Two thousand people attended the Sydney Alliance Founding Assembly at Sydney Town Hall on September 15 last year. It is a truly diverse coalition – 50 organisations strong – from groups as small as local church congregations and small community groups plus unions and large organisations like the Cancer Council and the St Vincent de Paul Society.
The SSH distribution area falls within the Alliance’s Inner South and East District. On that extraordinarily wet Tuesday a few weeks ago in June, 20 representatives of local member organisations braved Sydney’s stormy weather and gathered at Surry Hills to plan events for the area over the following month.

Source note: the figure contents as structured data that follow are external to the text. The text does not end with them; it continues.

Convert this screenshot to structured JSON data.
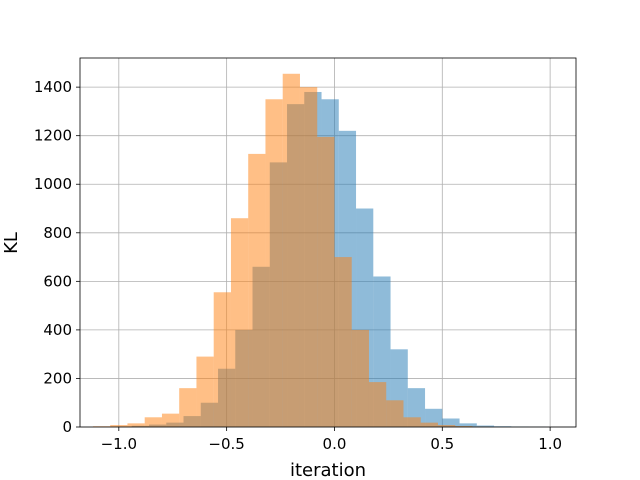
{
  "chart_data": {
    "type": "bar",
    "subtype": "overlapping-histogram",
    "title": "",
    "xlabel": "iteration",
    "ylabel": "KL",
    "xlim": [
      -1.18,
      1.12
    ],
    "ylim": [
      0,
      1520
    ],
    "xticks": [
      -1.0,
      -0.5,
      0.0,
      0.5,
      1.0
    ],
    "xtick_labels": [
      "−1.0",
      "−0.5",
      "0.0",
      "0.5",
      "1.0"
    ],
    "yticks": [
      0,
      200,
      400,
      600,
      800,
      1000,
      1200,
      1400
    ],
    "ytick_labels": [
      "0",
      "200",
      "400",
      "600",
      "800",
      "1000",
      "1200",
      "1400"
    ],
    "grid": true,
    "legend": "none",
    "series": [
      {
        "color": "#1f77b4",
        "opacity": 0.5,
        "bin_edges": [
          -1.02,
          -0.94,
          -0.86,
          -0.78,
          -0.7,
          -0.62,
          -0.54,
          -0.46,
          -0.38,
          -0.3,
          -0.22,
          -0.14,
          -0.06,
          0.02,
          0.1,
          0.18,
          0.26,
          0.34,
          0.42,
          0.5,
          0.58,
          0.66,
          0.74,
          0.82,
          0.9,
          0.98,
          1.02
        ],
        "counts": [
          2,
          5,
          10,
          18,
          45,
          100,
          240,
          400,
          660,
          1090,
          1330,
          1380,
          1350,
          1220,
          900,
          620,
          320,
          160,
          75,
          35,
          15,
          6,
          3,
          2,
          1,
          0
        ]
      },
      {
        "color": "#ff7f0e",
        "opacity": 0.5,
        "bin_edges": [
          -1.12,
          -1.04,
          -0.96,
          -0.88,
          -0.8,
          -0.72,
          -0.64,
          -0.56,
          -0.48,
          -0.4,
          -0.32,
          -0.24,
          -0.16,
          -0.08,
          0.0,
          0.08,
          0.16,
          0.24,
          0.32,
          0.4,
          0.48,
          0.56,
          0.64,
          0.72
        ],
        "counts": [
          3,
          8,
          15,
          40,
          55,
          160,
          290,
          555,
          860,
          1125,
          1350,
          1455,
          1400,
          1195,
          700,
          400,
          185,
          110,
          40,
          18,
          8,
          4,
          2
        ]
      }
    ]
  }
}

“Any membership-based organisations committed to the Sydney Alliance values are welcome to join. We are non-partisan and secular. We are focussed on issues not personalities and work to build power and take real action rather than protest. We use relationships not megaphones,” said Amanda Tattersall, Sydney Alliance coalition director.
Fundamental to the Alliance’s way of doing community building is developing and nurturing of relationships between groups while recognising that the partner organisations have their own interests. The local district’s next gathering will be on Tuesday July 17, where the focus will be on getting to know each other and building relationships that will underpin work. You can expect to leave energised by the passions of the people you will meet and their stories that provide context for why we are all involved.